Johnathan Jimenez's Review.

Stunt driving and shootouts make Baby Driver an almost guaranteed summer blockbuster, but we still must wonder if it will be enough to drive people to the theaters. With a cheesy, ambiguous marketing campaign, it was difficult to set expectations for the film. But despite having a lot that could have gone wrong, Baby Driver expertly swerves itself into the winning position to become a longtime classic. An aloof daydreamer with a remarkable skill in stealing and stunt driving cars finds himself at the center of a high-stakes crime ring in Baby Driver. A getaway driver in a series of armed robberies, the main character who goes by the moniker “Baby” finds the stakes getting consistently higher with each heist. Yet we quickly realize that Baby isn’t in it for the money – always lost in his ipod’s music, Baby is mostly looking for a way out of crime and into a normal life. When he meets the woman of his dreams, he decides it’s time to escape, but fate seems to have different plans for him.

With trailers that make the movie seem cheap, and the premise and genre having the potential for an easy cash grab, Baby Driver instead zooms its way past its competition to truly set itself apart from the pack. Baby Driver is set to be a surprise hit and a future classic. That being said, the plot isn’t terribly novel nor is it all that unexpected. In the same vein, it avoids any plot twists and it sadly has a somewhat rushed ending.

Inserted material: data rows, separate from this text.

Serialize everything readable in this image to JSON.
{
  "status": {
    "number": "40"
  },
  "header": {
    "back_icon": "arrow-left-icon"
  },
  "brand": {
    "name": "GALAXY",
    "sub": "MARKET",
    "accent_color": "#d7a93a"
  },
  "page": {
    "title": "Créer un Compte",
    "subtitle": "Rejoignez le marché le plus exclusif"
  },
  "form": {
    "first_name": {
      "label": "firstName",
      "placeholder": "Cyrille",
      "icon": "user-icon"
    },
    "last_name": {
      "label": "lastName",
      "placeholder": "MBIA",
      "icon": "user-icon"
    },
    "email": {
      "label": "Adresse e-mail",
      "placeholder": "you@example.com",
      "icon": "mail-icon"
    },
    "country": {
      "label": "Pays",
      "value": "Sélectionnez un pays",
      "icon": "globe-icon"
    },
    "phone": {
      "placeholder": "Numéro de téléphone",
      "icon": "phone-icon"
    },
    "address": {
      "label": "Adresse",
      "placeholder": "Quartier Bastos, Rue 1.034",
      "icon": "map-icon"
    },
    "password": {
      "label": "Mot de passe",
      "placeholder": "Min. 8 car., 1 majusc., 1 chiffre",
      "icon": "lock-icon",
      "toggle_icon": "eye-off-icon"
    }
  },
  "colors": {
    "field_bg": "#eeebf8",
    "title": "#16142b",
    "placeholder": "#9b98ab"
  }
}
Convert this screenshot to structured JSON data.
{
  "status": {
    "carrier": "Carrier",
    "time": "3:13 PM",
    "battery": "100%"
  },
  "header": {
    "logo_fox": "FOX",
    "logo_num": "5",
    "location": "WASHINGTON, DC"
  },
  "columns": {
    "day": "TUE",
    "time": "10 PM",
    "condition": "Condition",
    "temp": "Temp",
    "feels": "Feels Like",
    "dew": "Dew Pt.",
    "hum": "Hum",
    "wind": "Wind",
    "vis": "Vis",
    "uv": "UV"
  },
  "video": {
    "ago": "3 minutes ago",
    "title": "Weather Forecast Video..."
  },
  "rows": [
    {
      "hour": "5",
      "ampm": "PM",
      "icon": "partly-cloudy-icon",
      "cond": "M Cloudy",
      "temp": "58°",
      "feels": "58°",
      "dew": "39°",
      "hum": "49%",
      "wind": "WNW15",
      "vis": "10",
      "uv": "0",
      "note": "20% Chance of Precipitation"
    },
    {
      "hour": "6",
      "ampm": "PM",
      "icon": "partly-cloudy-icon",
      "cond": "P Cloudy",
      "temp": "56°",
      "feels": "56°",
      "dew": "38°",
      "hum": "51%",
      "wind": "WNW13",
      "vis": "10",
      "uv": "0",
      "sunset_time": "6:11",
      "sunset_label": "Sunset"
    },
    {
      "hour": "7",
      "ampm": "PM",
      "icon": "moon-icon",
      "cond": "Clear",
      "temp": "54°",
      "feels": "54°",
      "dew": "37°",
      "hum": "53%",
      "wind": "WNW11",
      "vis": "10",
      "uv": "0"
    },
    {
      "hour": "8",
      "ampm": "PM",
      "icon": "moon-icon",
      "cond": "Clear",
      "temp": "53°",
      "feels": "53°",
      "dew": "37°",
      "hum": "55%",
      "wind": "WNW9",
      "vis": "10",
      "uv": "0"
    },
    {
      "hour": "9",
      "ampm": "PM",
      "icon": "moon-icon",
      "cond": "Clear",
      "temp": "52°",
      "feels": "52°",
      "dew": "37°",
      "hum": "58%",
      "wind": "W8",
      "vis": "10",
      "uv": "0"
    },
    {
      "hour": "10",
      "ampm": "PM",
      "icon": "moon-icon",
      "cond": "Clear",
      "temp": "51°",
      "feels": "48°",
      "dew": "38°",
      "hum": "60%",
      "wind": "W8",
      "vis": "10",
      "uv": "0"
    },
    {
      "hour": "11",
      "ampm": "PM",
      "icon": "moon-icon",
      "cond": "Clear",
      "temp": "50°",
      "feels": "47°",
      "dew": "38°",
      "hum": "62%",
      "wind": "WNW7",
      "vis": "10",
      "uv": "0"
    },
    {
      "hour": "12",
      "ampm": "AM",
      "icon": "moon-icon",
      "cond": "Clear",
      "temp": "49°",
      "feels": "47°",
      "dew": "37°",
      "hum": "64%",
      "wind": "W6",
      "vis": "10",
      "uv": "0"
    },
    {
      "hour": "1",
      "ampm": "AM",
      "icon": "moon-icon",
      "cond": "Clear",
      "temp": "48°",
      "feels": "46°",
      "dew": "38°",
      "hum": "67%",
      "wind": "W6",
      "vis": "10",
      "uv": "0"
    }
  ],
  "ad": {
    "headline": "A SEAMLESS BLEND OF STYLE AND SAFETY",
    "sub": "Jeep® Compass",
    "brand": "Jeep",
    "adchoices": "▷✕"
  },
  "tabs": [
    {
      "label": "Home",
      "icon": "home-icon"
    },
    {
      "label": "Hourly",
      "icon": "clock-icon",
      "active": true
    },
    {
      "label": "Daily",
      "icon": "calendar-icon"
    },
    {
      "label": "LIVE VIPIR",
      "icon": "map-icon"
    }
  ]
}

Yet what Baby Driver lacks in ingenuity, it makes up for in execution. I still have all the featured classic songs stuck in my head thanks to a phenomenal soundtrack that elevated the film and gave it a unique charm. Every getaway is perfectly mirrored by each song and makes all the action more fun and exciting. The driving and the action avoids being overly cliched and is truly thrilling. Instead of focusing on fast, fancy cars with little to no stakes in every “race”, Baby Driver instead focuses on normal cars doing impossible stunts driving through the streets as the heisters try to evade the police. It also never lets you feel safe. With an insane and unhinged criminal team going on each mission, it always feels like something could and is about to go seriously wrong. Baby Driver has real stakes and the entire movie is a giant adrenaline rush.

Yet what sets this film apart from any other action movie is that despite being an amazing action thriller on the surface, it offers more than meets the eye. It is a creative, heartwarming, and just fun journey. The way it incorporates its soundtrack almost makes it feel like a musical and the way that it has its characters interact make you really feel for and love them. Its band of criminals even make it resemble a comedy at points. Altogether, these elements truly come together to set Baby Driver apart. What could have been an easy cash grab is instead a truly unique and honestly fun movie that I found myself amazed by.

Baby Driver is a heist and driving movie fit for even those who do not like films in the genre. Its lighthearted, energetic, and tongue-in- cheek take will make this a movie that I will watch for years to come. Baby Driver is a unique, thrilling, and fun movie that is the surprise hit of the year.